MONTAGUE, R., Waarom
kies je dit boek? Hoe we besluiten nemen. (Vert. Why Choose this
Book?) Utrecht, Het Spectrum, 2007, 350 pp. ISBN 90 274 4580 3
Ham of kaas op de boterham?
Blijf ik in de file op de autoweg of sla ik af aan de eerstvolgende afrit? Neem
ik de auto voor de boodschappen of rijd ik met de fiets? Steek ik hier over of
loop ik door tot het zebrapad? Neem ik nog een glas wijn of wordt het water?
Koop ik een huis of bouw ik er een? En wat drijft een mensenrechtenactivist in
een land waar hij of zij elke dag gevaar loopt op arrestatie, foltering of de
dood?
Het leven bestaat
letterlijk uit een aaneenschakeling van miljarden vergelijkbare 'keuzemomenten'
waarbij je iets uitkiest en alternatieven laat voorbijgaan. Wie of wat maakt die
keuzes?

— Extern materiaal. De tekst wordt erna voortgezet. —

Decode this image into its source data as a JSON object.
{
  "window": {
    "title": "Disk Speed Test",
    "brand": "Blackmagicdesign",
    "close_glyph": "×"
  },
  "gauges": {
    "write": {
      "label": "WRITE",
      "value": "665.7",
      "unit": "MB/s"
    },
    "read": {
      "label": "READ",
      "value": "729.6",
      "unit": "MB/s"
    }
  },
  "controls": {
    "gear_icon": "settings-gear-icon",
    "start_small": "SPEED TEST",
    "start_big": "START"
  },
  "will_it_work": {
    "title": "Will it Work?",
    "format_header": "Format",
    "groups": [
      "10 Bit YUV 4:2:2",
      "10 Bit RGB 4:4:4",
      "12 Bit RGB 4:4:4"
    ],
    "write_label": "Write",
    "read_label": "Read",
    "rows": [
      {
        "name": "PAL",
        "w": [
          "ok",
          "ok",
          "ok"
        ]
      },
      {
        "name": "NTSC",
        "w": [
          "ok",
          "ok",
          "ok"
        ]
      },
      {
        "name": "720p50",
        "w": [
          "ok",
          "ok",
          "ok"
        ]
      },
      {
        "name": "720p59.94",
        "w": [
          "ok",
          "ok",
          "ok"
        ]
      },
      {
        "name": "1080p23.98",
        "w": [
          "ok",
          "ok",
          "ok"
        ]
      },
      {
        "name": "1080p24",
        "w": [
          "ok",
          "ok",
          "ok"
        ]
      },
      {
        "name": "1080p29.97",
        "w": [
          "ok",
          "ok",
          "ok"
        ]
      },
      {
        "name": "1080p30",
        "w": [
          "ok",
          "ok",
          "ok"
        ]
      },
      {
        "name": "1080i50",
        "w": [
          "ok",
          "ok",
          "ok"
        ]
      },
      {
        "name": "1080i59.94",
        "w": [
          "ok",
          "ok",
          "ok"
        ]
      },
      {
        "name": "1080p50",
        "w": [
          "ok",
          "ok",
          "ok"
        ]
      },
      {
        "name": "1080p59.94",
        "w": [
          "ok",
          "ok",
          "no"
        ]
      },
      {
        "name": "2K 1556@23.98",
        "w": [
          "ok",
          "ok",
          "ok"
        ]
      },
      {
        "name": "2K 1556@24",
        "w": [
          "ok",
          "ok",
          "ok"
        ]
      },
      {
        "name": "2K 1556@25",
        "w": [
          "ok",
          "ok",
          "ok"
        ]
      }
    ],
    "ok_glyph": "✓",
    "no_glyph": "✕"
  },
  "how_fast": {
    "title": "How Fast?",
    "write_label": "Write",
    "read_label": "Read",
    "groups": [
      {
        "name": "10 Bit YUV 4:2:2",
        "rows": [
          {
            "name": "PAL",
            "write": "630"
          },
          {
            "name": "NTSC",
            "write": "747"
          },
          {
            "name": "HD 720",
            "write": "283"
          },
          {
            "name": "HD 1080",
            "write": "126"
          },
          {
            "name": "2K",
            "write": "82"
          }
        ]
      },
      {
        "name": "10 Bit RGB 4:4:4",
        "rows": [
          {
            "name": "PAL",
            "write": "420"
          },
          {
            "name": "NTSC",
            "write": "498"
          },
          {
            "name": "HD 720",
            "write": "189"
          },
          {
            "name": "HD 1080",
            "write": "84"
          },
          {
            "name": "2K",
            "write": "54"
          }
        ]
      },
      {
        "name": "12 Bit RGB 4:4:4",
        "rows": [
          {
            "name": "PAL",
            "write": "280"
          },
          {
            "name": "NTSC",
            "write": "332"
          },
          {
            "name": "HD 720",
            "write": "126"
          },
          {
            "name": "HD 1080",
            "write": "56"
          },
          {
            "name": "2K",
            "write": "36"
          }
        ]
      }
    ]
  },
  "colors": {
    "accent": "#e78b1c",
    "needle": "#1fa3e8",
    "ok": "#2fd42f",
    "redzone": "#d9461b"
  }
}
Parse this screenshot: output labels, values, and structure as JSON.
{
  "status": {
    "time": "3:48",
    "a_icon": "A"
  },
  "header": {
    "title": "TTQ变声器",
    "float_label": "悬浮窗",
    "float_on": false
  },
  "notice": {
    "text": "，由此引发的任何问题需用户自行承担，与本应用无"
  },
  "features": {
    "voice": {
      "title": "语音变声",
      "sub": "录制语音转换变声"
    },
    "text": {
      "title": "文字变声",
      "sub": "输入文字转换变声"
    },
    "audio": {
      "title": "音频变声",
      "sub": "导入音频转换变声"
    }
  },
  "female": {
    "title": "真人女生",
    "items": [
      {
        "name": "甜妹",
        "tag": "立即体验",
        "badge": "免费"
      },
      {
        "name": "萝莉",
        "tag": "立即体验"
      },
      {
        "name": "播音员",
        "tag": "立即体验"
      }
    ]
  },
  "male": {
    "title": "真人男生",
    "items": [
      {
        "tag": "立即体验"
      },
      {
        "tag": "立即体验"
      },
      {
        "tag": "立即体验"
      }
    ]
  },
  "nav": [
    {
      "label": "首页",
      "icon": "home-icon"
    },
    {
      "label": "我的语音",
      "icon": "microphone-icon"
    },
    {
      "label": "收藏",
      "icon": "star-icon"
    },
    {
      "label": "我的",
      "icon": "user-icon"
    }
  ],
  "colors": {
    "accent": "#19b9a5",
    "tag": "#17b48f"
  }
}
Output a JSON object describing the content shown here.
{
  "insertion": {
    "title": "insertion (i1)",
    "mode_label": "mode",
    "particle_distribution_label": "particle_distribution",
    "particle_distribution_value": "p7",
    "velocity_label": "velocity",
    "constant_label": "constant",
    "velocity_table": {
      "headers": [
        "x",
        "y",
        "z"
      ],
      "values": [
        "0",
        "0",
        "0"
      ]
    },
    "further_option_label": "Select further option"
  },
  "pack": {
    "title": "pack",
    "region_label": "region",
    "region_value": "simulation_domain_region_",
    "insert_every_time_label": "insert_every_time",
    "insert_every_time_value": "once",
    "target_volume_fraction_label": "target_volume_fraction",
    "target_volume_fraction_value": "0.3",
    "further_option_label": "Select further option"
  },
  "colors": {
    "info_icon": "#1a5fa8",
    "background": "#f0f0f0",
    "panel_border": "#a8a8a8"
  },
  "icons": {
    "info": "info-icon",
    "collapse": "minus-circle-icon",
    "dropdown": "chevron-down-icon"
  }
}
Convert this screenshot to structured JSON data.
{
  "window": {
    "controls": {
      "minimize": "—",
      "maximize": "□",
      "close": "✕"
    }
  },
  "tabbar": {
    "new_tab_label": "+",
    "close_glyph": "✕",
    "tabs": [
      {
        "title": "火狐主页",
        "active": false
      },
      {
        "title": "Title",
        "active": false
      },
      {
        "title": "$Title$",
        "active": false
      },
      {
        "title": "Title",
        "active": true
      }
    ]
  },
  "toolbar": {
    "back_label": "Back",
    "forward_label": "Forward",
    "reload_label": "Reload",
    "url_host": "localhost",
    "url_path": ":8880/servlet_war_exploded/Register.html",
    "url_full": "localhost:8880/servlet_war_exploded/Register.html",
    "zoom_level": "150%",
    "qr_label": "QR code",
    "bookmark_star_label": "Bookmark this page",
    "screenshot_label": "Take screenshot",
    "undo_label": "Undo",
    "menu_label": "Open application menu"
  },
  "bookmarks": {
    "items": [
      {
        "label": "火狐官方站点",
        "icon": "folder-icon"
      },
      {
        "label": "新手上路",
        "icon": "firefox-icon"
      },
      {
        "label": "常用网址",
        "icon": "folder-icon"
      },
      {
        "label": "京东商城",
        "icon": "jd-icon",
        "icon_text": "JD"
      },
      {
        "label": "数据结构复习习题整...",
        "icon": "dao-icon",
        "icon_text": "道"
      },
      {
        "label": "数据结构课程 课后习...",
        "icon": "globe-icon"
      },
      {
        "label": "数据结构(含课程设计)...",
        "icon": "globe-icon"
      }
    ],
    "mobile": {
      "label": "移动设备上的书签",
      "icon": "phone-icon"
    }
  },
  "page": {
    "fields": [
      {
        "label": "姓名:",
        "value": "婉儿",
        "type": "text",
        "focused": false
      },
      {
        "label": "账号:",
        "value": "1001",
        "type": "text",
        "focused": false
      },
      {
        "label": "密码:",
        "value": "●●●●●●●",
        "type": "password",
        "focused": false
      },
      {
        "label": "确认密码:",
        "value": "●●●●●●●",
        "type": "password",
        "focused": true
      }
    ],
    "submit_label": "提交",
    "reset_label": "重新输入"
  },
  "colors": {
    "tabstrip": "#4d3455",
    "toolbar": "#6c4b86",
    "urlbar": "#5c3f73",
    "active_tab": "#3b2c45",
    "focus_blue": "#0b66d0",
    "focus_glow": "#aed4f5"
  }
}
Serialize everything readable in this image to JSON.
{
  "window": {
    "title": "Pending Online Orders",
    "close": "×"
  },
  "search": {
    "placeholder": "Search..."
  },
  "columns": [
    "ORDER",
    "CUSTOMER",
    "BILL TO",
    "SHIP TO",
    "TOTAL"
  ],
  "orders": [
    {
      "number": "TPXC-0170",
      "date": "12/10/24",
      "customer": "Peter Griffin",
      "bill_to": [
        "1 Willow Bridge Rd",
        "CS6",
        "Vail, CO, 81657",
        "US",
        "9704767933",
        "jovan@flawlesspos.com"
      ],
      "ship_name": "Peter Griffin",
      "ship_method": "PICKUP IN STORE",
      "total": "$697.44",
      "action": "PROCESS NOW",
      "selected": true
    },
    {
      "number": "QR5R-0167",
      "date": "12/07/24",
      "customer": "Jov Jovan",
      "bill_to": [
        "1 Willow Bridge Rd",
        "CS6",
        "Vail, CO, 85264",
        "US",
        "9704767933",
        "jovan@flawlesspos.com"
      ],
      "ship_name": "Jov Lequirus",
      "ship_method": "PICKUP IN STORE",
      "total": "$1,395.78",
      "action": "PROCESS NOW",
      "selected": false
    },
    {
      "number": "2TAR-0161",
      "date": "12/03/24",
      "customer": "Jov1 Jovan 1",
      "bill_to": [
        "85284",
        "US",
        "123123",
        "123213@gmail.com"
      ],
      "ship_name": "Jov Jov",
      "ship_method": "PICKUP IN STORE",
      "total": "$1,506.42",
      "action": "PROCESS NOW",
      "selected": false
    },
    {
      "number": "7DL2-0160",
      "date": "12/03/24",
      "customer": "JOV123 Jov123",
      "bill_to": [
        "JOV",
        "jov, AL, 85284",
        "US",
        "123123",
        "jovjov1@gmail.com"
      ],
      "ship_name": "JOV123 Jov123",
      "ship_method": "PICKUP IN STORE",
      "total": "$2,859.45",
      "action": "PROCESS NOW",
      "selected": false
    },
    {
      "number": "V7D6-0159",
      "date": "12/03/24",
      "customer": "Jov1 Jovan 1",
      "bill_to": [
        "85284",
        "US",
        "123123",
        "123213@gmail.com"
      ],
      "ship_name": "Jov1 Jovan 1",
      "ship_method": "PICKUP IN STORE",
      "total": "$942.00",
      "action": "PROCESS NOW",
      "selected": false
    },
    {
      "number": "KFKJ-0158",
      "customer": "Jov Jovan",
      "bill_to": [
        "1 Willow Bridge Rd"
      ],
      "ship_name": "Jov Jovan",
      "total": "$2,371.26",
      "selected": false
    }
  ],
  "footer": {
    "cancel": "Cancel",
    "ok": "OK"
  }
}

Waarom maken wij sommige keuzes automatisch en gedachteloos terwijl we
andere beschouwen als uitingen van onze vrije wil? Deze vragen raken aan de kern
van ons menszijn.
Read
Montague, specialist en professor
in de computational neuroscience, probeert in zijn boek duidelijk te
maken waarom we kunnen kiezen en hoe dat gebeurt. De computational
neuroscience is gebaseerd op de Computational Theory of Mind (CTOM).
Volgens deze theorie werkt onze geest als een machine die berekeningen uitvoert.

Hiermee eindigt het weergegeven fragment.